La composición química de las grasas saludables o grasas insaturadas presenta uno o más enlaces dobles, por lo que no hay tantos átomos de hidrógeno en su cadena. Esto hace que su absorción, descomposición y eliminación sea mucho más saludable para el cuerpo humano.

De hecho, las grasas insaturadas son beneficiosas para el organismo, ayudan a bajar los niveles altos de colesterol o mantenerlo en perfecto estado y son fundamentales para una correcta salud cardiovascular.

Las grasas insaturadas se suelen distinguir porque son líquidas a temperatura ambiente, como por ejemplo el aceite de oliva virgen extra. Se pueden distinguir dos tipos de grasas insaturadas, las grasas monoinsaturadas y las poliinsaturadas.

Grasas monoinsaturadas
Las grasas monoinsaturadas son aquellas que presentan una sola insaturación, es decir, un enlace doble. Se suele conocer como ácido oleico u omega 9. El aceite de oliva, las avellanas, el aceite de cacahuete, son alimentos ricos en grasas monoinsaturadas. También contienen omega 9 otros alimentos poliinsaturados, como el aguacate o las nueces.

Grasas poliinsaturadas
Químicamente se distinguen porque presentan dos o más enlaces dobles o insaturaciones.
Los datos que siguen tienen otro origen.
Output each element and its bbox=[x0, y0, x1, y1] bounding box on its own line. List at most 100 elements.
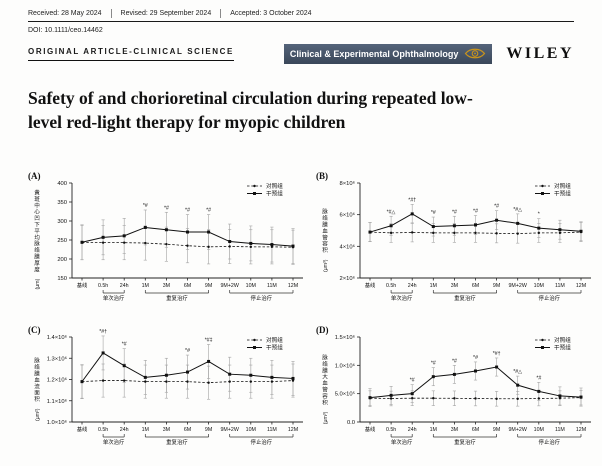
svg-text:24h: 24h bbox=[120, 283, 129, 289]
svg-text:*#△: *#△ bbox=[387, 209, 396, 215]
svg-text:基线: 基线 bbox=[77, 425, 88, 433]
svg-text:中: 中 bbox=[34, 201, 40, 209]
svg-text:心: 心 bbox=[34, 209, 40, 216]
svg-text:9M+2W: 9M+2W bbox=[220, 283, 238, 289]
svg-text:*: * bbox=[538, 212, 540, 218]
svg-text:9M+2W: 9M+2W bbox=[220, 427, 238, 433]
svg-text:(D): (D) bbox=[316, 325, 329, 335]
svg-text:重复治疗: 重复治疗 bbox=[454, 294, 476, 302]
svg-text:黄: 黄 bbox=[34, 189, 40, 197]
svg-text:10M: 10M bbox=[246, 427, 256, 433]
doi-link[interactable]: DOI: 10.1111/ceo.14462 bbox=[28, 27, 103, 34]
svg-text:6M: 6M bbox=[184, 283, 191, 289]
svg-text:干预组: 干预组 bbox=[554, 344, 571, 352]
svg-text:1M: 1M bbox=[430, 427, 437, 433]
svg-text:凹: 凹 bbox=[34, 215, 40, 222]
svg-text:*#: *# bbox=[536, 375, 541, 381]
received-date: Received: 28 May 2024 bbox=[28, 10, 102, 17]
svg-text:基线: 基线 bbox=[365, 281, 376, 289]
svg-text:膜: 膜 bbox=[34, 370, 40, 378]
svg-text:干预组: 干预组 bbox=[554, 190, 571, 198]
svg-text:0.0: 0.0 bbox=[347, 420, 355, 426]
svg-text:*#: *# bbox=[473, 208, 478, 214]
svg-text:基线: 基线 bbox=[77, 281, 88, 289]
svg-text:12M: 12M bbox=[288, 427, 298, 433]
svg-text:络: 络 bbox=[322, 214, 328, 222]
svg-text:血: 血 bbox=[322, 227, 328, 235]
svg-text:*#: *# bbox=[452, 358, 457, 364]
svg-text:11M: 11M bbox=[555, 427, 565, 433]
svg-text:干预组: 干预组 bbox=[266, 190, 283, 198]
svg-text:络: 络 bbox=[34, 246, 40, 254]
svg-text:停止治疗: 停止治疗 bbox=[251, 294, 273, 302]
svg-text:400: 400 bbox=[57, 181, 67, 187]
svg-text:*#: *# bbox=[431, 210, 436, 216]
svg-text:血: 血 bbox=[322, 379, 328, 387]
figure-panel-b: (B) 2×10⁶ 4×10⁶ 6×10⁶ 8×10⁶ 基线 0.5h 24h 1M 3M 6M 9M… bbox=[314, 168, 599, 318]
svg-text:1M: 1M bbox=[142, 427, 149, 433]
svg-text:干预组: 干预组 bbox=[266, 344, 283, 352]
svg-text:*#: *# bbox=[185, 348, 190, 354]
svg-text:9M: 9M bbox=[205, 427, 212, 433]
brand-area: Clinical & Experimental Ophthalmology WI… bbox=[283, 44, 574, 64]
svg-text:(A): (A) bbox=[28, 171, 41, 181]
svg-text:24h: 24h bbox=[120, 427, 129, 433]
journal-banner[interactable]: Clinical & Experimental Ophthalmology bbox=[283, 44, 493, 64]
svg-text:1.5×10⁶: 1.5×10⁶ bbox=[335, 334, 356, 341]
svg-text:大: 大 bbox=[322, 373, 328, 381]
svg-text:管: 管 bbox=[322, 386, 328, 394]
svg-text:*#: *# bbox=[143, 203, 148, 209]
svg-text:9M: 9M bbox=[205, 283, 212, 289]
article-type-label: ORIGINAL ARTICLE-CLINICAL SCIENCE bbox=[28, 47, 234, 61]
svg-text:0.5h: 0.5h bbox=[98, 427, 108, 433]
svg-text:血: 血 bbox=[34, 376, 40, 384]
svg-text:单次治疗: 单次治疗 bbox=[391, 294, 413, 302]
svg-text:9M+2W: 9M+2W bbox=[508, 427, 526, 433]
svg-text:6M: 6M bbox=[472, 427, 479, 433]
svg-text:(μm³): (μm³) bbox=[323, 411, 329, 424]
svg-text:6×10⁶: 6×10⁶ bbox=[340, 212, 356, 219]
svg-text:1.3×10⁶: 1.3×10⁶ bbox=[47, 355, 68, 362]
svg-text:(C): (C) bbox=[28, 325, 41, 335]
svg-text:管: 管 bbox=[322, 233, 328, 241]
svg-text:1.4×10⁶: 1.4×10⁶ bbox=[47, 334, 68, 341]
svg-text:350: 350 bbox=[57, 200, 67, 206]
svg-text:络: 络 bbox=[322, 360, 328, 368]
svg-text:9M: 9M bbox=[493, 427, 500, 433]
svg-text:停止治疗: 停止治疗 bbox=[539, 294, 561, 302]
svg-text:积: 积 bbox=[322, 398, 328, 406]
svg-text:*#†: *#† bbox=[408, 197, 416, 203]
svg-text:基线: 基线 bbox=[365, 425, 376, 433]
svg-text:1.0×10⁶: 1.0×10⁶ bbox=[47, 419, 68, 426]
svg-text:*#‡: *#‡ bbox=[205, 337, 213, 343]
svg-text:重复治疗: 重复治疗 bbox=[166, 438, 188, 446]
svg-text:8×10⁶: 8×10⁶ bbox=[340, 180, 356, 187]
article-header-row: ORIGINAL ARTICLE-CLINICAL SCIENCE Clinic… bbox=[28, 44, 574, 64]
svg-text:3M: 3M bbox=[451, 283, 458, 289]
svg-text:度: 度 bbox=[34, 265, 40, 273]
svg-text:3M: 3M bbox=[163, 427, 170, 433]
svg-text:积: 积 bbox=[322, 246, 328, 254]
svg-text:斑: 斑 bbox=[34, 196, 40, 203]
svg-text:脉: 脉 bbox=[322, 354, 328, 362]
svg-text:单次治疗: 单次治疗 bbox=[391, 438, 413, 446]
svg-text:下: 下 bbox=[34, 222, 40, 229]
divider bbox=[110, 9, 112, 18]
svg-text:10M: 10M bbox=[534, 427, 544, 433]
svg-text:(μm): (μm) bbox=[35, 278, 41, 289]
svg-text:*#: *# bbox=[431, 361, 436, 367]
svg-text:膜: 膜 bbox=[322, 366, 328, 374]
svg-text:300: 300 bbox=[57, 219, 67, 225]
svg-text:11M: 11M bbox=[267, 427, 277, 433]
svg-text:1.0×10⁶: 1.0×10⁶ bbox=[335, 362, 356, 369]
svg-text:对照组: 对照组 bbox=[554, 336, 571, 344]
svg-text:容: 容 bbox=[322, 392, 328, 400]
svg-text:24h: 24h bbox=[408, 283, 417, 289]
svg-text:*#†: *#† bbox=[493, 351, 501, 357]
svg-text:(B): (B) bbox=[316, 171, 328, 181]
svg-text:对照组: 对照组 bbox=[554, 182, 571, 190]
svg-text:面: 面 bbox=[34, 390, 40, 397]
wiley-logo[interactable]: WILEY bbox=[506, 45, 574, 62]
svg-text:平: 平 bbox=[34, 228, 40, 235]
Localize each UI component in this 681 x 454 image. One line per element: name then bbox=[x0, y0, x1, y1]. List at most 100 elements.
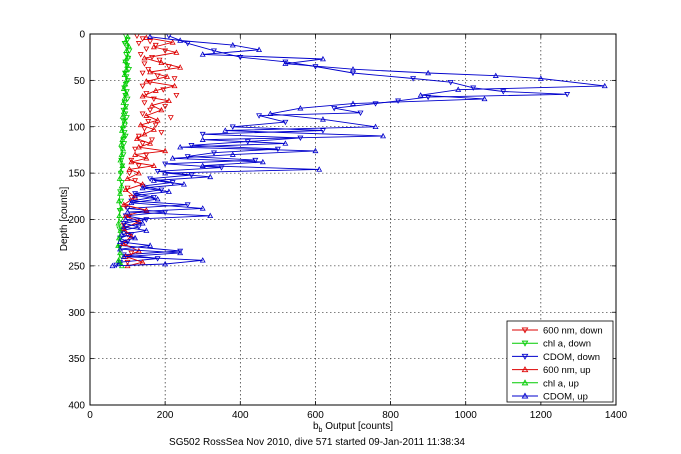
data-point bbox=[124, 208, 131, 215]
data-point bbox=[256, 46, 263, 53]
data-point bbox=[119, 162, 126, 168]
data-point bbox=[122, 57, 129, 64]
data-point bbox=[252, 157, 259, 164]
data-point bbox=[124, 175, 131, 181]
data-point bbox=[115, 234, 122, 241]
x-tick-label: 1000 bbox=[455, 410, 478, 421]
data-point bbox=[126, 166, 133, 172]
grid-lines bbox=[90, 34, 616, 405]
data-point bbox=[120, 253, 127, 259]
data-point bbox=[122, 216, 129, 222]
data-point bbox=[117, 157, 124, 163]
data-point bbox=[470, 85, 477, 91]
data-point bbox=[120, 145, 127, 152]
legend-item: chl a, down bbox=[512, 339, 591, 350]
data-point bbox=[173, 49, 180, 55]
data-point bbox=[177, 64, 184, 70]
y-tick-label: 100 bbox=[68, 122, 85, 133]
data-point bbox=[162, 104, 169, 110]
data-point bbox=[143, 46, 150, 52]
data-point bbox=[150, 162, 157, 168]
data-point bbox=[173, 92, 180, 99]
legend-marker bbox=[521, 327, 529, 334]
data-point bbox=[199, 257, 206, 263]
data-point bbox=[122, 38, 129, 44]
data-point bbox=[132, 234, 139, 241]
data-point bbox=[162, 161, 169, 167]
data-point bbox=[147, 33, 154, 40]
series-line-600-nm-up bbox=[122, 37, 181, 267]
x-tick-label: 600 bbox=[307, 410, 324, 421]
data-point bbox=[139, 259, 146, 265]
y-axis-label: Depth [counts] bbox=[59, 187, 70, 252]
data-point bbox=[425, 69, 432, 76]
data-point bbox=[135, 170, 142, 176]
data-point bbox=[139, 141, 146, 147]
data-point bbox=[117, 249, 124, 256]
data-point bbox=[319, 128, 326, 134]
data-point bbox=[120, 223, 127, 230]
data-point bbox=[256, 113, 263, 119]
data-point bbox=[118, 141, 125, 147]
data-point bbox=[147, 68, 154, 75]
data-point bbox=[199, 136, 206, 142]
data-point bbox=[282, 140, 289, 146]
data-point bbox=[229, 42, 236, 48]
data-point bbox=[143, 155, 150, 161]
data-point bbox=[162, 147, 169, 154]
data-point bbox=[177, 37, 184, 43]
data-point bbox=[128, 198, 135, 205]
data-point bbox=[169, 39, 176, 45]
data-point bbox=[500, 89, 507, 95]
data-point bbox=[149, 137, 155, 143]
data-point bbox=[120, 201, 127, 207]
legend-item: 600 nm, up bbox=[512, 365, 591, 376]
data-point bbox=[149, 102, 155, 108]
data-point bbox=[122, 104, 129, 110]
data-point bbox=[156, 57, 163, 64]
legend-item: CDOM, up bbox=[512, 392, 588, 403]
data-point bbox=[211, 48, 217, 54]
y-tick-label: 350 bbox=[68, 354, 85, 365]
data-point bbox=[158, 59, 165, 65]
data-point bbox=[137, 52, 144, 58]
x-tick-label: 400 bbox=[232, 410, 249, 421]
data-point bbox=[350, 100, 356, 106]
data-point bbox=[143, 152, 150, 158]
figure-caption: SG502 RossSea Nov 2010, dive 571 started… bbox=[169, 437, 465, 448]
series-chl-a-up bbox=[115, 33, 132, 269]
data-point bbox=[139, 83, 146, 90]
data-point bbox=[122, 186, 129, 193]
data-point bbox=[117, 189, 124, 195]
data-point bbox=[158, 130, 165, 136]
data-point bbox=[143, 112, 150, 118]
x-tick-label: 1400 bbox=[605, 410, 628, 421]
data-point bbox=[120, 99, 127, 105]
data-point bbox=[135, 163, 142, 169]
data-point bbox=[147, 140, 154, 146]
data-point bbox=[118, 151, 125, 157]
data-point bbox=[117, 238, 124, 244]
y-tick-label: 50 bbox=[74, 76, 86, 87]
data-point bbox=[229, 151, 236, 157]
data-point bbox=[139, 70, 146, 77]
data-point bbox=[128, 157, 135, 164]
data-point bbox=[123, 90, 130, 96]
data-point bbox=[143, 217, 150, 223]
data-point bbox=[150, 195, 157, 201]
data-point bbox=[171, 82, 178, 89]
data-point bbox=[124, 62, 131, 68]
data-point bbox=[372, 101, 379, 107]
data-point bbox=[357, 110, 364, 116]
data-point bbox=[122, 80, 129, 87]
data-point bbox=[188, 143, 195, 149]
data-point bbox=[601, 82, 608, 89]
data-point bbox=[177, 248, 184, 255]
y-tick-label: 250 bbox=[68, 261, 85, 272]
legend-label: 600 nm, down bbox=[543, 326, 603, 337]
legend: 600 nm, down chl a, down CDOM, down 600 nm,… bbox=[506, 320, 614, 403]
data-point bbox=[564, 92, 571, 98]
x-tick-label: 1200 bbox=[530, 410, 553, 421]
data-point bbox=[165, 97, 172, 104]
data-point bbox=[410, 76, 417, 82]
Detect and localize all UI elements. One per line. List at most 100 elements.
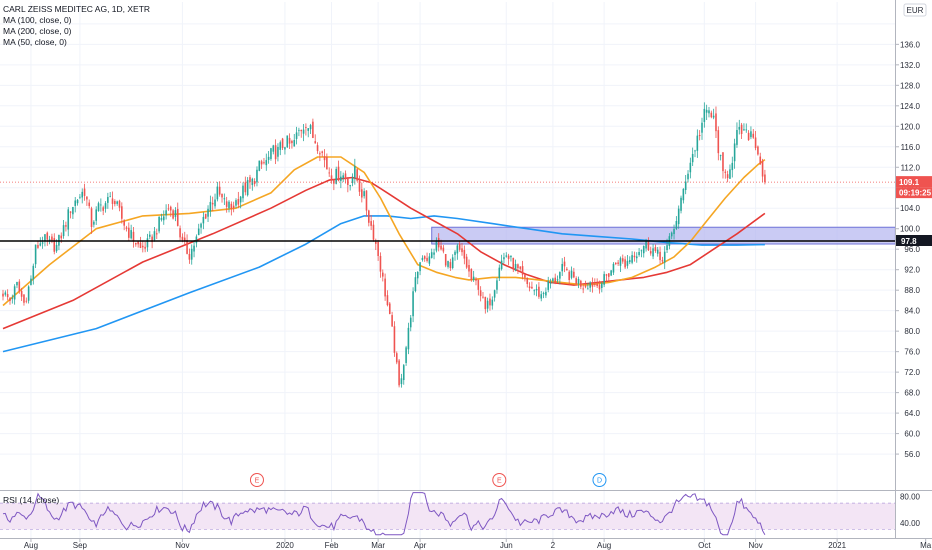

Cuando se habla de ‘omegas’ se suele estar refiriendo a las grasas poliinsaturadas, que en realidad son dos: omega 3 y omega 6.

Las principales fuentes de grasas poliinsaturadas son los pescados azules y algunos vegetales como el girasol, la calabaza, frutos secos y semillas, el maíz, los cereales integrales, el aguacate y la soja. Los huevos también son una buena fuente de grasas poliinsaturadas.

Ahora que ya cuentas con toda la información sobre los tipos de grasas y cuáles son más saludables, es el momento de empezar a mantener una alimentación equilibrada, lo más rica posible en grasas insaturadas o ‘grasas buenas’. Recuerda que cuanto más natural sea tu alimentación, más saludable será, por lo que lo ideal es evitar lo más posible los alimentos procesados.